Value Investor Warren Buffett, das "Orakel von Omaha", musste für seine Investmentholding Berkshire Hathaway wieder das sog. Formular 13F bei der amerikanischen Börsenaufsicht SEC (Securities and Exchange Commission) einreichen. In diesem vierteljährlich vorzulegenden Dokument müssen institutionelle Asset-Manager ab einem verwalteten Vermögen von $100 Mio. ihre Investments in US-amerikanischen börsennotierter Unternehmen stichtagsbezogen offenlegen.

Veränderungen im 2. Quartal 2017
Auch im abgelaufenen Quartal gab es einige bemerkenswerte Veränderungen an Buffetts Positionen.

Käufe
Überraschen kam Buffetts 10-prozentiger Einstieg Immobilien-REIT (Real Investment Trust) Store Cap Corp., die sich auf Handelsimmobilien mit mittelgroßen Mietern konzentrieren.
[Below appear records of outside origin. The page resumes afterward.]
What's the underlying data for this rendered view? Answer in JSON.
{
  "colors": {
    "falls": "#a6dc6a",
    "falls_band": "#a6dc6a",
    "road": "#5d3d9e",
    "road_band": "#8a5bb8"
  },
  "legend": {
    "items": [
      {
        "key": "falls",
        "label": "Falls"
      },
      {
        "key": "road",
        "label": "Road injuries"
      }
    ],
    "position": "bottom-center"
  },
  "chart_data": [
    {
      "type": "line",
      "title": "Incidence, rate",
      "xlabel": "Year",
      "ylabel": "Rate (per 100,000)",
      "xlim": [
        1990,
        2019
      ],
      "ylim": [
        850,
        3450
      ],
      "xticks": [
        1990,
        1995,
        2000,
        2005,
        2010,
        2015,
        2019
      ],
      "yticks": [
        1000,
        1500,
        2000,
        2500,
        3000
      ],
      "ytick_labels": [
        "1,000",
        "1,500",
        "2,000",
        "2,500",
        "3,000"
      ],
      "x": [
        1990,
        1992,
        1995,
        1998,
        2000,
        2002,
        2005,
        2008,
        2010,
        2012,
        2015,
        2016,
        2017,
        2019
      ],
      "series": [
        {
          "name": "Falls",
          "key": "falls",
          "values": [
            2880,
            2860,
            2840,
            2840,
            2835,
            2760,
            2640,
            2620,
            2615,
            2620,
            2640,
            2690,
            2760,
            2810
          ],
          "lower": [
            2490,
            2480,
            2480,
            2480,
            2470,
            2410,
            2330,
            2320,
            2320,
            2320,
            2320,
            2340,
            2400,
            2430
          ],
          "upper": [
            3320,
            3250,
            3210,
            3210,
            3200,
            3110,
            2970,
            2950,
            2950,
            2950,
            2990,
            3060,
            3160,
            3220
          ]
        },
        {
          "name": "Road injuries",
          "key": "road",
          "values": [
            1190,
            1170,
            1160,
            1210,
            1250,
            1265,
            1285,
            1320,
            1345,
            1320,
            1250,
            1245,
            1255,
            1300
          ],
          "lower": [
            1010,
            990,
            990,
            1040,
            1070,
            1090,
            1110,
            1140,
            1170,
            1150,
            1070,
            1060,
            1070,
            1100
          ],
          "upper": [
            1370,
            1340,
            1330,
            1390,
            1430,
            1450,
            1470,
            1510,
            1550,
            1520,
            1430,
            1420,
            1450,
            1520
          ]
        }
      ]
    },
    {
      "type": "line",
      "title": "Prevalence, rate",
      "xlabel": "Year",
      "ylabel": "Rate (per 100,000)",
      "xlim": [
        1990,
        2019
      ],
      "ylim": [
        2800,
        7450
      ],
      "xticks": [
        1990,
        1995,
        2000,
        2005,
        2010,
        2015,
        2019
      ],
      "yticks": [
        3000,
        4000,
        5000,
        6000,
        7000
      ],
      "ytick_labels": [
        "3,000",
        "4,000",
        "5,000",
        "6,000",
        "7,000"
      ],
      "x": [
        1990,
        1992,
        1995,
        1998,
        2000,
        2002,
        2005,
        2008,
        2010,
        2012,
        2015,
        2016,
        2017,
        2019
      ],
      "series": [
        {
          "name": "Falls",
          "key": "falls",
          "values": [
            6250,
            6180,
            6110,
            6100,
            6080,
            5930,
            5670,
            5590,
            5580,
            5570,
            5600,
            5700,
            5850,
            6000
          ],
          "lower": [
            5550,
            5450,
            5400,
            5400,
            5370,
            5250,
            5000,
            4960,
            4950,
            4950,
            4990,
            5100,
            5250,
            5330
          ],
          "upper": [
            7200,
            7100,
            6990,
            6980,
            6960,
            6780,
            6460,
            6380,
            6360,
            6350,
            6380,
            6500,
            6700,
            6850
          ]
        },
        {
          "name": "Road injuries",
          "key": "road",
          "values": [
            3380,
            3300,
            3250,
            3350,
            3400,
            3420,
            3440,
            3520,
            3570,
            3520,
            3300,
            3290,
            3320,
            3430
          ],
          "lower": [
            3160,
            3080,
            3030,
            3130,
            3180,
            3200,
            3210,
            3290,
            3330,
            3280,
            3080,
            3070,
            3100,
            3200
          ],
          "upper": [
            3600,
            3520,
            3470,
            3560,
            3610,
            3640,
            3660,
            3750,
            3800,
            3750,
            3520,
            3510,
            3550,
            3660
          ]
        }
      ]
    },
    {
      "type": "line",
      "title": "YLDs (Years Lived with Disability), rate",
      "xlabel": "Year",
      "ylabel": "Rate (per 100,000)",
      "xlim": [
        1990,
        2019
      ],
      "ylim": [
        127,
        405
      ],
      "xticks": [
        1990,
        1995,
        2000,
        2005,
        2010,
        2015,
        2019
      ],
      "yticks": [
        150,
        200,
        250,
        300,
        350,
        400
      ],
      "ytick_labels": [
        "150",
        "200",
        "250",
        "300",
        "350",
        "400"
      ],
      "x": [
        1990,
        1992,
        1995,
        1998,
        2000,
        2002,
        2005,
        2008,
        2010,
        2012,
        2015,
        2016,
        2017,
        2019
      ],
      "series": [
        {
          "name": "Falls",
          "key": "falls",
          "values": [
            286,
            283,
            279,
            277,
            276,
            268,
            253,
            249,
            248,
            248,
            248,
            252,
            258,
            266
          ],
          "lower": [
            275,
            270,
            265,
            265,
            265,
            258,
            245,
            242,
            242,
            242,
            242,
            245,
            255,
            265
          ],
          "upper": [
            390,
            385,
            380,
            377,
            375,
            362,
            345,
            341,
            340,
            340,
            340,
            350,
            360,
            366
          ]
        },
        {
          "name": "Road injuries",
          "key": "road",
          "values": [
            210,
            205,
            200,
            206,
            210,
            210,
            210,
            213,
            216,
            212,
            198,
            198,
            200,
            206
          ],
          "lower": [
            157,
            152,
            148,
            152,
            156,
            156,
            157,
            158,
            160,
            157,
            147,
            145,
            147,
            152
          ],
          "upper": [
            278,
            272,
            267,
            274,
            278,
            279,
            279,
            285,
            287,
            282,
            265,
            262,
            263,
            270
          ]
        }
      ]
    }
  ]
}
Die Sorge, ob die Händler dem zunehmenden Druck seitens des Online-Handels gewachsen sein werden und dem entsprechend die Immobilien ihren (Miet-) Wert erhalten können, hatte den Aktienkurs unter Druck gebracht. Der vergleichsweise günstige Einstiegskurs bei einer attraktiven Dividendenrendite und mittel- bis langfristig stabilen Aussichten, dürften für Buffett der Grund für den Kauf gewesen sein.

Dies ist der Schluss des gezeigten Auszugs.